NZ in court against whaling
New Zealand has joined Australia in the International Court of Justice (ICJ) in a case against Japanese whaling in the Southern Ocean, Foreign Affairs Minister Murray McCully said yesterday. McCully said the country would support Australia’s case in the ICJ after diplomatic initiatives have failed to halt Japanese whaling in the region. Australia filed a complaint against Japan at the ICJ in 2010, arguing that Japan was violating the “International Convention for the Regulation of Whaling” by killing whales for research purposes. In December 2010, the New Zealand government decided in principle to intervene in the case. Intervention is a procedure that enables a non-party to the case to put its legal views before the court.

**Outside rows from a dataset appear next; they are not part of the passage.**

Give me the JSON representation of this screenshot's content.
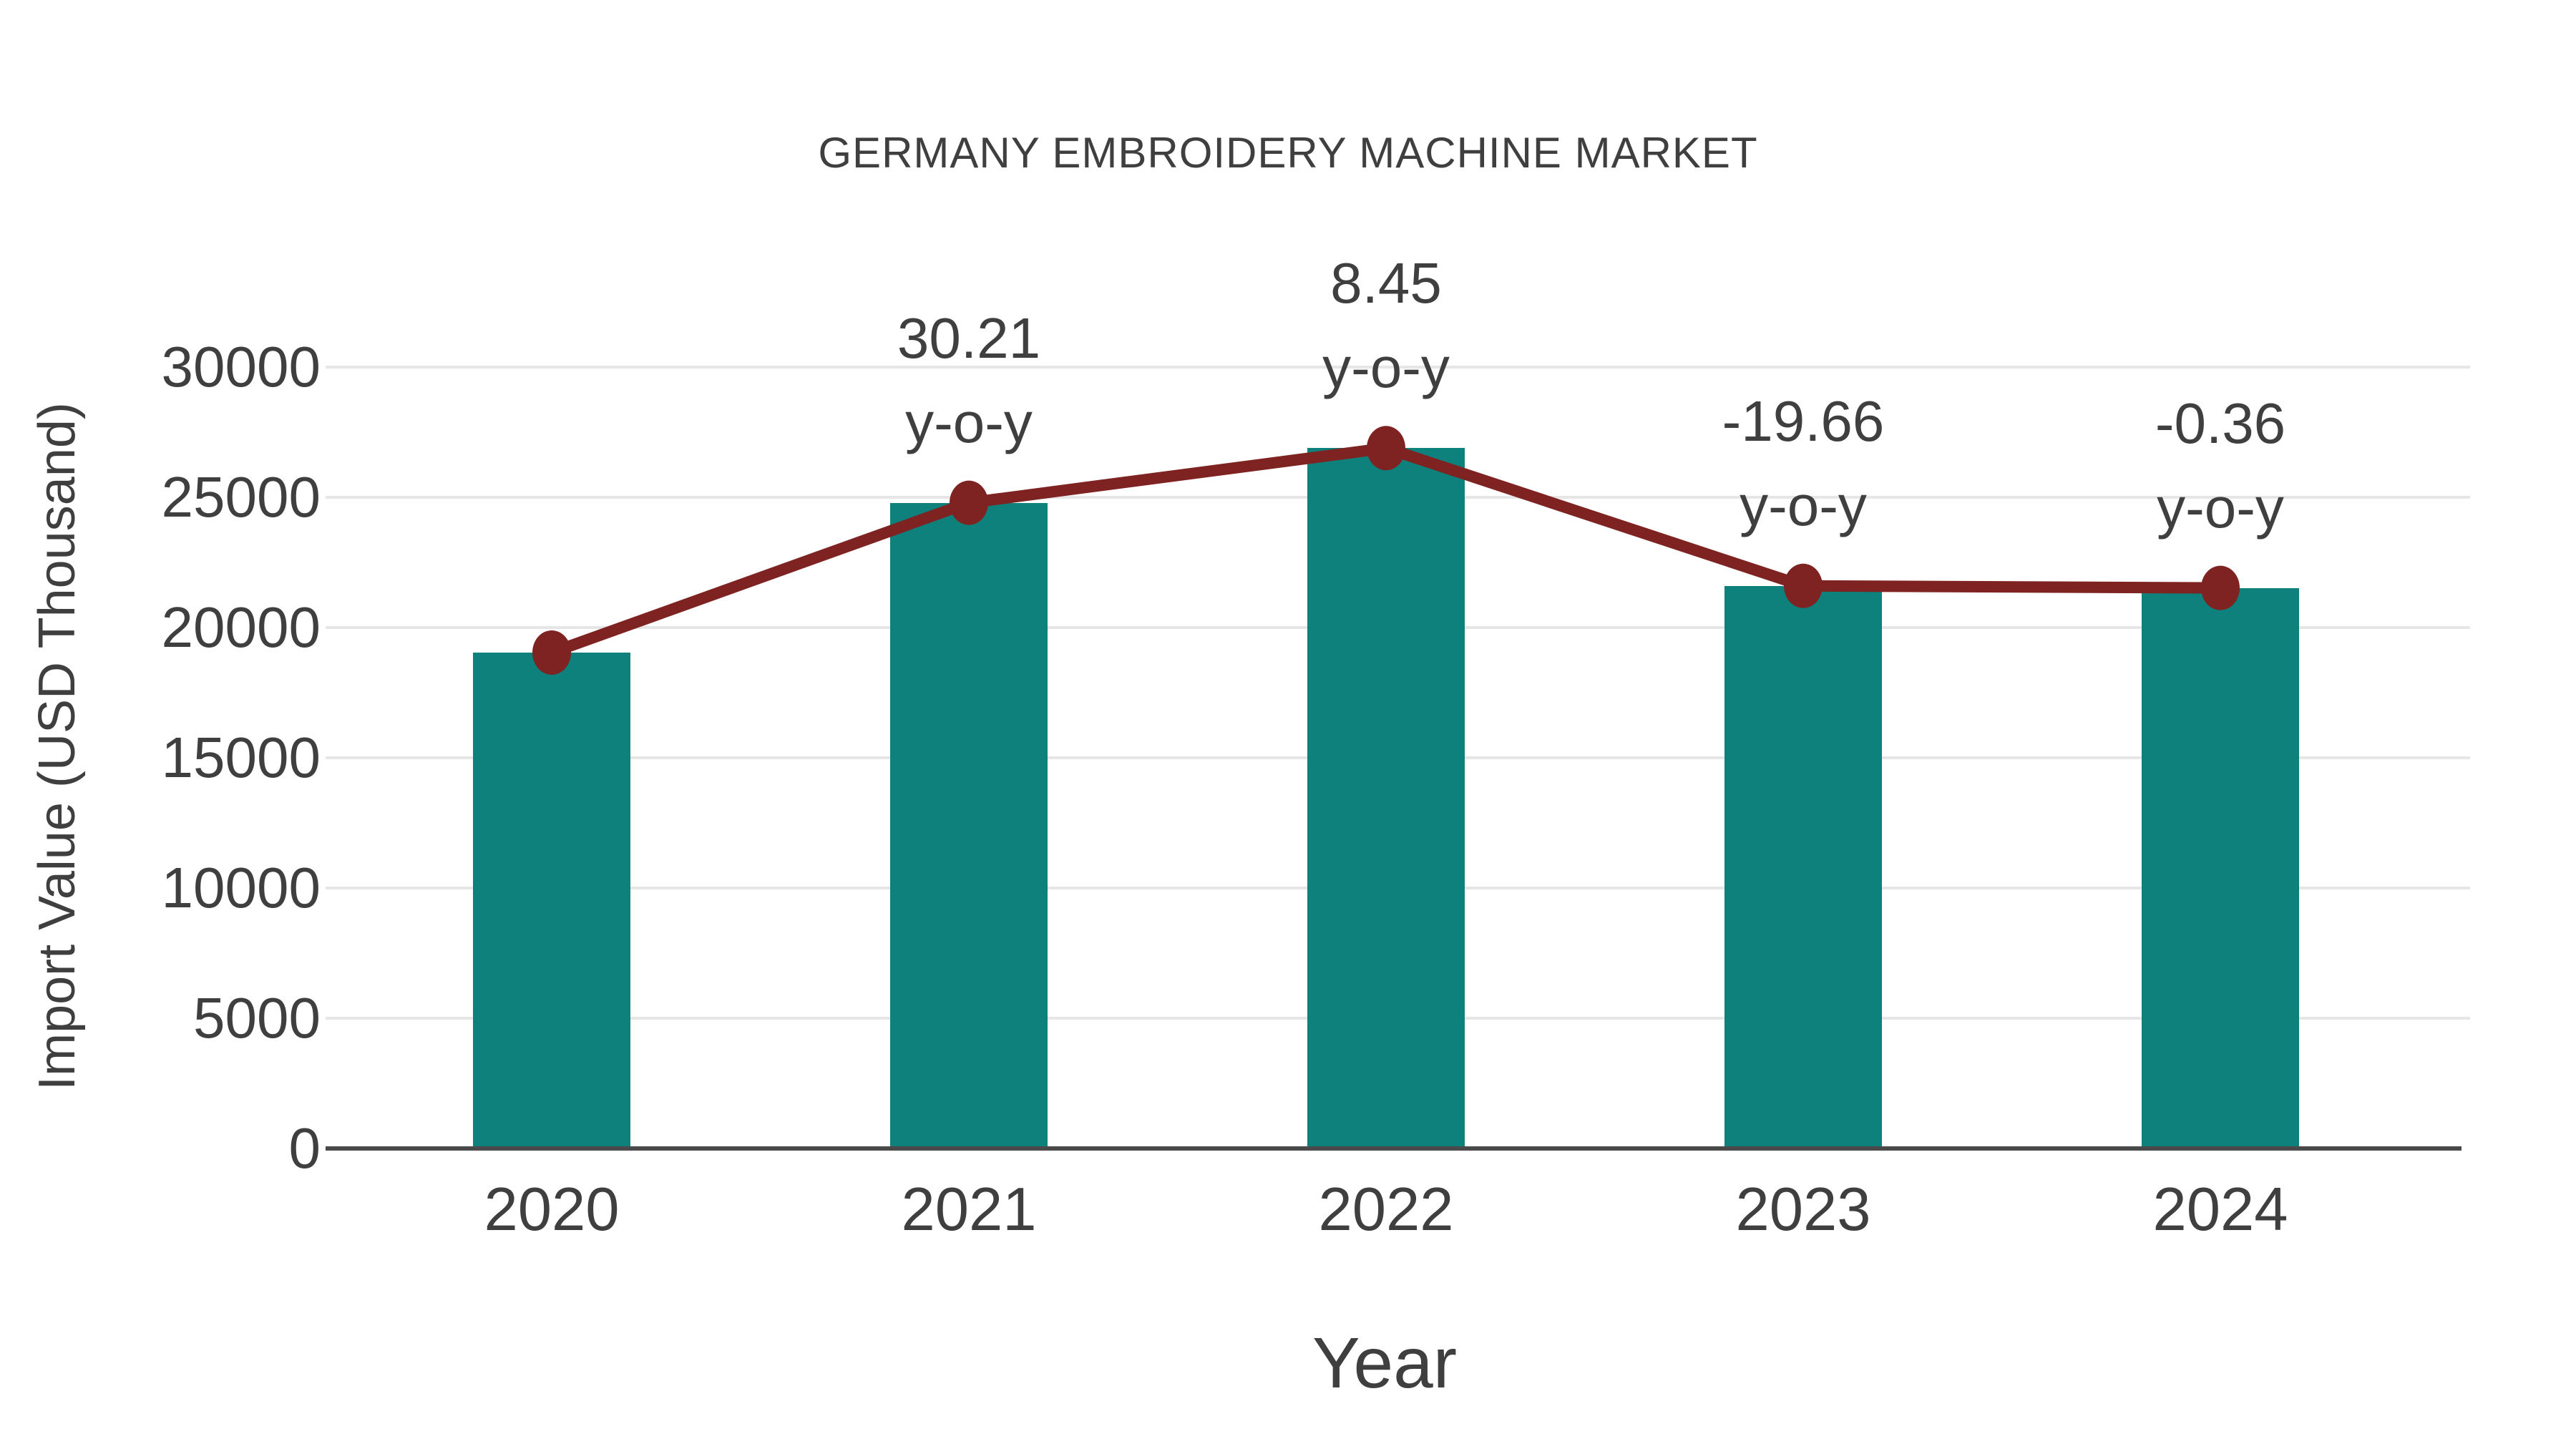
{
  "chart_data": {
    "type": "bar",
    "title": "GERMANY EMBROIDERY MACHINE MARKET",
    "xlabel": "Year",
    "ylabel": "Import Value (USD Thousand)",
    "categories": [
      "2020",
      "2021",
      "2022",
      "2023",
      "2024"
    ],
    "series": [
      {
        "name": "import-value-bars",
        "type": "bar",
        "values": [
          19040,
          24790,
          26890,
          21600,
          21520
        ]
      },
      {
        "name": "import-value-trend-line",
        "type": "line",
        "values": [
          19040,
          24790,
          26890,
          21600,
          21520
        ]
      }
    ],
    "annotations": [
      {
        "category": "2021",
        "value": "30.21",
        "suffix": "y-o-y"
      },
      {
        "category": "2022",
        "value": "8.45",
        "suffix": "y-o-y"
      },
      {
        "category": "2023",
        "value": "-19.66",
        "suffix": "y-o-y"
      },
      {
        "category": "2024",
        "value": "-0.36",
        "suffix": "y-o-y"
      }
    ],
    "ylim": [
      0,
      30000
    ],
    "yticks": [
      0,
      5000,
      10000,
      15000,
      20000,
      25000,
      30000
    ],
    "grid": true,
    "legend_position": "none"
  },
  "colors": {
    "bar": "#0e817c",
    "line": "#7e2321",
    "marker": "#7e2321",
    "text": "#3f3f3f",
    "gridline": "#e6e6e6",
    "axis_line": "#4a4a4a",
    "background": "#ffffff"
  }
}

Couple arrested for sex in taxi
A British woman and Irish man accused of engaging in sexual activities in a Dubai taxi were sentenced on Thursday to three months in prison and then deportation, their lawyer said. The case is the latest in which Westerners have fallen foul of the United Arab Emirates’ (UAE) decency laws, highlighting cultural differences as the UAE seeks a balance between maintaining its Muslim identity and catering for a vibrant tourism industry. The couple denied charges of “breach of honour with consent” and committing “an indecent act in a taxi” when they appeared in court last month.
Helicopter crash kills one
One American was killed and four people were injured after a helicopter crashed near an exclusive resort in the Bahamas on Thursday afternoon, according to local police. The helicopter went down at Baker’s Bay Golf and Ocean Club on Great Guana Cay in the Abacos island chain, according to Superintendent Noel Curry at the Marsh Harbour police station. The CBS television news Miami affiliate identified one of the survivors as Jeffrey Soffer, hotel heir and head of the Miami-based Turnberry Associates, one of the country’s leading property firms.
Chain car crash kills two
Two people died and more than 80 were hurt when at least 140 vehicles collided on a Texas highway in dense fog, leaving trucks twisted on top of each other and authorities rushing to pull survivors from the wreckage. The Thursday morning crash happened on Interstate 10 about 128km east of Houston. Jefferson County Sheriff’s Office Deputy Rod Carroll said 80 to 90 people were transported to hospitals, with 10 to 12 of those in serious to critical condition. He said 140 to 150 vehicles were involved in the pileup. Carroll said the fog was so thick that officers did not immediately realize they were dealing with multiple accidents. According to the Texas Department of Public Safety, a crash on the eastbound side of the highway led to other accidents in a dangerous chain reaction.